И Андрей Владимирович Бабушкин, и я, в бытность членом ОНК, мы заходили в камеры для бывших сотрудников правоохранительных органов – и начинались истории, от которых порой волосы встают дыбом. Честных сотрудников милиции подставляли, и у нас было очень много таких случаев. В камерах и в колониях для бывших сотрудников правоохранительных органов находятся такие же жертвы режима.

Владимир Кара-Мурза-старший: То есть в защите нуждаются все неправедно осужденные?

Лев Пономарев: Действительно, проблема в финансировании адвокатов. И то, что собираются средства для определенных категорий граждан, – это очень правильно. Я сейчас защищаю заключенных по уголовным статьям. И я борюсь с пытками в десятках колоний, в которых есть так называемые "пыточные зоны". Эти заключенные не могут нанять адвокатов, как правило, это люди неимущие. Но он пытается бороться за свою честь, достоинство, право быть человеком. Над ним издеваются, его избивают, пытают.

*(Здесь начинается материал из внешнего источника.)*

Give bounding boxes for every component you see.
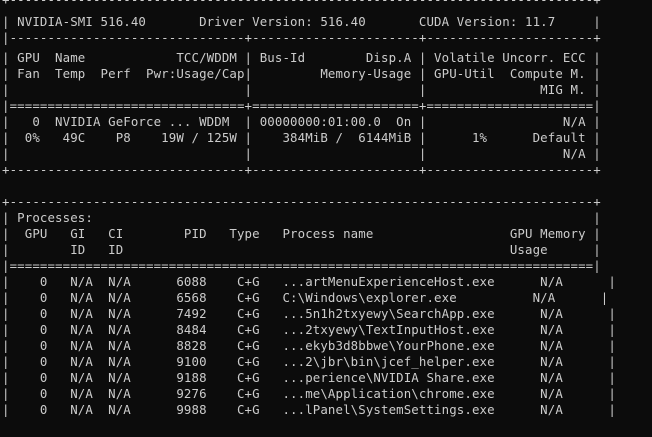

А в ИК-7 в Карелии, где сидел Ильдар Дадин, начальник колонии Коссиев заставлял всех кавказцев есть свинину. Если он свинину не ест, его в штрафной изолятор, а там каждый день пытки.

Кого мы защищаем? Это противники режима? Нет, конечно. Но это жертвы той вакханалии, насилия, которые существуют сейчас у нас в колониях. Мы находим адвокатов, постоянно идет сбор денег через Facebook. Мы печатаем отчеты о расходовании этих денег. И в Карелии я добился того, что там нет насилия, и только потому, что туда вахтовым методом из Санкт-Петербурга ездят адвокаты. Там они проводят адвокатские опросы. А заключенным говорят: "Перестаньте с ними общаться! Вам будет плохо". И такая борьба без всякого успеха идет постоянно по очень многим зонам в России. Это просто уголовники, но они тоже жертвы. Это не политические жертвы, они не политзаключенные, они жертвы репрессивного политического режима Путина.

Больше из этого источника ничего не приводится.